L'analisi genetica ha riservato la sorpresa maggiore. La coppia non discende dalle popolazioni iberiche del nord-ovest della Spagna, concentrate in Castiglia e León, Galizia, Asturie e Cantabria, a centinaia di chilometri da Girona. Discende dal lupo italiano, Canis lupus italicus, la stirpe sopravvissuta nel Novecento soltanto negli Appennini centrali e meridionali. Gli animali hanno attraversato i Pirenei dal sud della Francia. Lupi italiani e iberici si distinguono nei marcatori mitocondriali e nei microsatelliti: un solo escremento, un solo pelo bastano a separarli.
Un cammino di diverse centinaia di chilometri, dal Mercantour lungo il Massiccio Centrale fino alle pieghe orientali dei Pirenei.
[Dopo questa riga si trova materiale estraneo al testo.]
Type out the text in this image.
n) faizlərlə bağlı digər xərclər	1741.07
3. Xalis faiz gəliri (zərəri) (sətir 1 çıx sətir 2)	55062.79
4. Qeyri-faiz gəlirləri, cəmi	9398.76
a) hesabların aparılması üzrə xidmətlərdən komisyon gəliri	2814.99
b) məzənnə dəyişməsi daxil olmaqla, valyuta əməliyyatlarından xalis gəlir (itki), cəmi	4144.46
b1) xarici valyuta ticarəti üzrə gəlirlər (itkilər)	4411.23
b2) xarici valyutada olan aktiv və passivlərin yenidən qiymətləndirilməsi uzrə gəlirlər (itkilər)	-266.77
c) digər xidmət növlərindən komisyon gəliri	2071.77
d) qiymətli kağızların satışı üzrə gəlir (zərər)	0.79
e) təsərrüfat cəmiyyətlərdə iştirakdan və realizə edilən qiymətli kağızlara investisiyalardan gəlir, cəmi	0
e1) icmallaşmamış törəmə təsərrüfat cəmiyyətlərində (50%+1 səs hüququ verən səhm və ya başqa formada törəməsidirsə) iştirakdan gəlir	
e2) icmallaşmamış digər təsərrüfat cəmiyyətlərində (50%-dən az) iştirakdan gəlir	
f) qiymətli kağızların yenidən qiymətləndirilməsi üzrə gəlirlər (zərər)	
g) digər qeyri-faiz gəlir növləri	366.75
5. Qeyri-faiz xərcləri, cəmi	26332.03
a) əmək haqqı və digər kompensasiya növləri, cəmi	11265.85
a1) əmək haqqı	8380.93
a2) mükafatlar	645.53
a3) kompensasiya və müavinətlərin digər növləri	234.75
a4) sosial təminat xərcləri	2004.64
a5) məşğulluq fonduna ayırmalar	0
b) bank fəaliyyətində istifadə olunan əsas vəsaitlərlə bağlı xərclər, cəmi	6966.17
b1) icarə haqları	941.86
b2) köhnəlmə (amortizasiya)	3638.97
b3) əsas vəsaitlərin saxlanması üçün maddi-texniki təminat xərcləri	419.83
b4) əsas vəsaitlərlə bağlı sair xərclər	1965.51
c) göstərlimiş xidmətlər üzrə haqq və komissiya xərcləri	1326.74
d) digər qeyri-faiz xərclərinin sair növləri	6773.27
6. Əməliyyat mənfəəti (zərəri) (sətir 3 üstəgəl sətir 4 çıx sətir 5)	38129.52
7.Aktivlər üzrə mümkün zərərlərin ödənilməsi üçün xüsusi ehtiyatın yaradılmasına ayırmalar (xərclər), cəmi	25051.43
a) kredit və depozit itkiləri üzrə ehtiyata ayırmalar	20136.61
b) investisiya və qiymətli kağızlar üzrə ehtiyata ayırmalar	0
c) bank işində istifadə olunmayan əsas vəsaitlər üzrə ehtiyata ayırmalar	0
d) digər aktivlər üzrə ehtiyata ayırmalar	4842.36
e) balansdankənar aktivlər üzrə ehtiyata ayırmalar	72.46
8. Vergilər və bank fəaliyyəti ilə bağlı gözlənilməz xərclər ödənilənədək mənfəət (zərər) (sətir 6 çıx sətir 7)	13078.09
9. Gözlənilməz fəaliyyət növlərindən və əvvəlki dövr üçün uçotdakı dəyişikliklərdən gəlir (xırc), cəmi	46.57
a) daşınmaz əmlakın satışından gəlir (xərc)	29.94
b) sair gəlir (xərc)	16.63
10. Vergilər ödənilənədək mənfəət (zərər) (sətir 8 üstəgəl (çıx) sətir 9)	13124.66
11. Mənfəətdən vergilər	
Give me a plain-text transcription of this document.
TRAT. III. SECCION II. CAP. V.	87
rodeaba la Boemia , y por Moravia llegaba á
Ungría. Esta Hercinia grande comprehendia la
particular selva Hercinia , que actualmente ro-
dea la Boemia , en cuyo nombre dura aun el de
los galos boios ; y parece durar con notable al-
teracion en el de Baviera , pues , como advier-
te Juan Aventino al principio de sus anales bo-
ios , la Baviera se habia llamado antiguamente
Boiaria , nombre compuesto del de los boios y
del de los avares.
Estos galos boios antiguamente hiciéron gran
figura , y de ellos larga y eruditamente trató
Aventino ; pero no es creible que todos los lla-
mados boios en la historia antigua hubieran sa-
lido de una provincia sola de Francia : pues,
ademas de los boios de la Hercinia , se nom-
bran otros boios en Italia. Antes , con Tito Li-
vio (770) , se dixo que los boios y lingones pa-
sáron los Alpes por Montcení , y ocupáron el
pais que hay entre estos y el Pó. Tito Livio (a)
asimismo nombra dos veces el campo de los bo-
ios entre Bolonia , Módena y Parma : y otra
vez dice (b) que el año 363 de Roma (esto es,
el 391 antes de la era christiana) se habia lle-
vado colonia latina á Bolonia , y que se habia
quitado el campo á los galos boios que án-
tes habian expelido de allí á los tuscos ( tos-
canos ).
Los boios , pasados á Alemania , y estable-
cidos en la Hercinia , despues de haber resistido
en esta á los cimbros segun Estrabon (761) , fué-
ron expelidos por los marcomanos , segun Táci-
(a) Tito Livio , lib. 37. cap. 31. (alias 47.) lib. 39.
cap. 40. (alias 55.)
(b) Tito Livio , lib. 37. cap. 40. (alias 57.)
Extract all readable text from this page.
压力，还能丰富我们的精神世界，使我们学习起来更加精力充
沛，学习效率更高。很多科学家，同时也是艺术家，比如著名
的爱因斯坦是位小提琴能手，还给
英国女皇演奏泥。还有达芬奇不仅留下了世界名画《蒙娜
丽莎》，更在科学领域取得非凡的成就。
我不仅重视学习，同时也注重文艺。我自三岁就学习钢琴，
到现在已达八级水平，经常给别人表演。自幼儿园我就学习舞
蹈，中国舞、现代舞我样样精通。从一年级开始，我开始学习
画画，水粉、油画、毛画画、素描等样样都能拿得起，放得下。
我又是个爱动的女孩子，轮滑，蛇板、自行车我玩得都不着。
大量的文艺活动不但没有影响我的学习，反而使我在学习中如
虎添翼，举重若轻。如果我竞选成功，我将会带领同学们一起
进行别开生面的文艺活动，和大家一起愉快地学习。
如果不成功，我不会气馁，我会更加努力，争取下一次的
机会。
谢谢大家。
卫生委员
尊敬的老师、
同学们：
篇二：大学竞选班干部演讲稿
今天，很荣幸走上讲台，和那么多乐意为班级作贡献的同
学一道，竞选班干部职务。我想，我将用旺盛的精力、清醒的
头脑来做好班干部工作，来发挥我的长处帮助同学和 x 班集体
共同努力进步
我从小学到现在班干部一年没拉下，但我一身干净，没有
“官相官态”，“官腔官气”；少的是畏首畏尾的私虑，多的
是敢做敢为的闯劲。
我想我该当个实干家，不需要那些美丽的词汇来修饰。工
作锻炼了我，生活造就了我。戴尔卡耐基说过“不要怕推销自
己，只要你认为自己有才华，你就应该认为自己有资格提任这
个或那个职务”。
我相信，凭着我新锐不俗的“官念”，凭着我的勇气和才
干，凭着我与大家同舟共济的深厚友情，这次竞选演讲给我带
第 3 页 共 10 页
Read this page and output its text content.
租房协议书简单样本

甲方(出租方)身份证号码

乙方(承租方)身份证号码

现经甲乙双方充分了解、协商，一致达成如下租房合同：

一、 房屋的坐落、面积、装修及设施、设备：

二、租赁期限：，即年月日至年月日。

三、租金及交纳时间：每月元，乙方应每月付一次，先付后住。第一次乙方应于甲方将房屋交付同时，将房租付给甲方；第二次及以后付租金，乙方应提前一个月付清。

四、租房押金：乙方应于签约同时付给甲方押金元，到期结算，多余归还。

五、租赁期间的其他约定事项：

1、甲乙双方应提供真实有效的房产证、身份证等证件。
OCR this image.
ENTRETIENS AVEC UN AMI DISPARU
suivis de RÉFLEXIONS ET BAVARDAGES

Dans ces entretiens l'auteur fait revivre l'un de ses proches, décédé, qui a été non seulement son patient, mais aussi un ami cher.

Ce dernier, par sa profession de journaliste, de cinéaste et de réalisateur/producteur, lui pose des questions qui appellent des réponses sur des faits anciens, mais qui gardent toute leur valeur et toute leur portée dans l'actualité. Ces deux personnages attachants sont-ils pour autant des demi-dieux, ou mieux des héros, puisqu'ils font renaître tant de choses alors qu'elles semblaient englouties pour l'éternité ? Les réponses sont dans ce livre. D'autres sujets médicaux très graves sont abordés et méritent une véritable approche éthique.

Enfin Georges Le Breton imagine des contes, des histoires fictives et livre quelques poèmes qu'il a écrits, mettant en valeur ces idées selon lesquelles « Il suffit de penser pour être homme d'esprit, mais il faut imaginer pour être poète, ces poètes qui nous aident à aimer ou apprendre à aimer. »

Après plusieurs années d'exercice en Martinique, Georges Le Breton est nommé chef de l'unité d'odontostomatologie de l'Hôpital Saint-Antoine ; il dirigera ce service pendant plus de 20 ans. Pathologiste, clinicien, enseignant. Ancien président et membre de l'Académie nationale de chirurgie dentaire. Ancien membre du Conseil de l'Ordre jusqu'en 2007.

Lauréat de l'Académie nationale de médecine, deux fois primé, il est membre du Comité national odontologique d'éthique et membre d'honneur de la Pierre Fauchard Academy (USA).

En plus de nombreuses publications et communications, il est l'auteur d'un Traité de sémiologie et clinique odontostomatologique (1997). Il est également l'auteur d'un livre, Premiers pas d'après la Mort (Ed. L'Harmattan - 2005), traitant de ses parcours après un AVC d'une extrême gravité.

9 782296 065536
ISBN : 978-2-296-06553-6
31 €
La riproduzione nel Parco nazionale del Mercantour, nelle Alpi francesi, fu confermata nel 1992. Da lì i lupi si sono mossi verso ovest, e negli ultimi anni singoli individui sono stati registrati nei dipartimenti francesi dell'Aude e dei Pirenei Orientali, appena a nord di Girona. Il confine francese dista poco più di dieci chilometri dal margine settentrionale dell'Alta Garrotxa.
Il territorio che i lupi hanno trovato non è quello che avevano lasciato. Gli agenti rurali sottolineano che i boschi circostanti ospitano oggi popolazioni abbondanti di cervi, caprioli e mufloni, mentre la fauna era scarsa quando il lupo scomparve dalla zona. I mufloni, peraltro, non sono autoctoni: discendono da animali corsi liberati per la caccia a partire dagli anni Cinquanta.
Gran parte dell'Alta Garrotxa è terra privata, non parco nazionale: terrazzamenti agricoli abbandonati da tempo, borghi sparsi come Beget, Oix e Sadernes, accessi su piste forestali. In estate greggi di pecore e capre pascolano gli altipiani. La stessa unità di guardie che segue i lupi monitora anche l'orso bruno pirenaico, la popolazione ricostruita con animali catturati in Slovenia e rilasciati nei Pirenei centrali dal 1996; per l'orso la Catalogna gestisce già un sistema di indennizzi e prevenzione, con contributi per recinti elettrici e cani da guardia. Quell'esperienza sarà ora messa alla prova con un altro predatore.
La Generalitat e il WWF Spagna hanno reso pubblica la conferma. Il National Geographic sta documentando il ritorno dei lupi nella regione. Un secolo di assenza si chiude non con una reintroduzione decisa a tavolino, ma con due animali che hanno camminato fin qui da soli.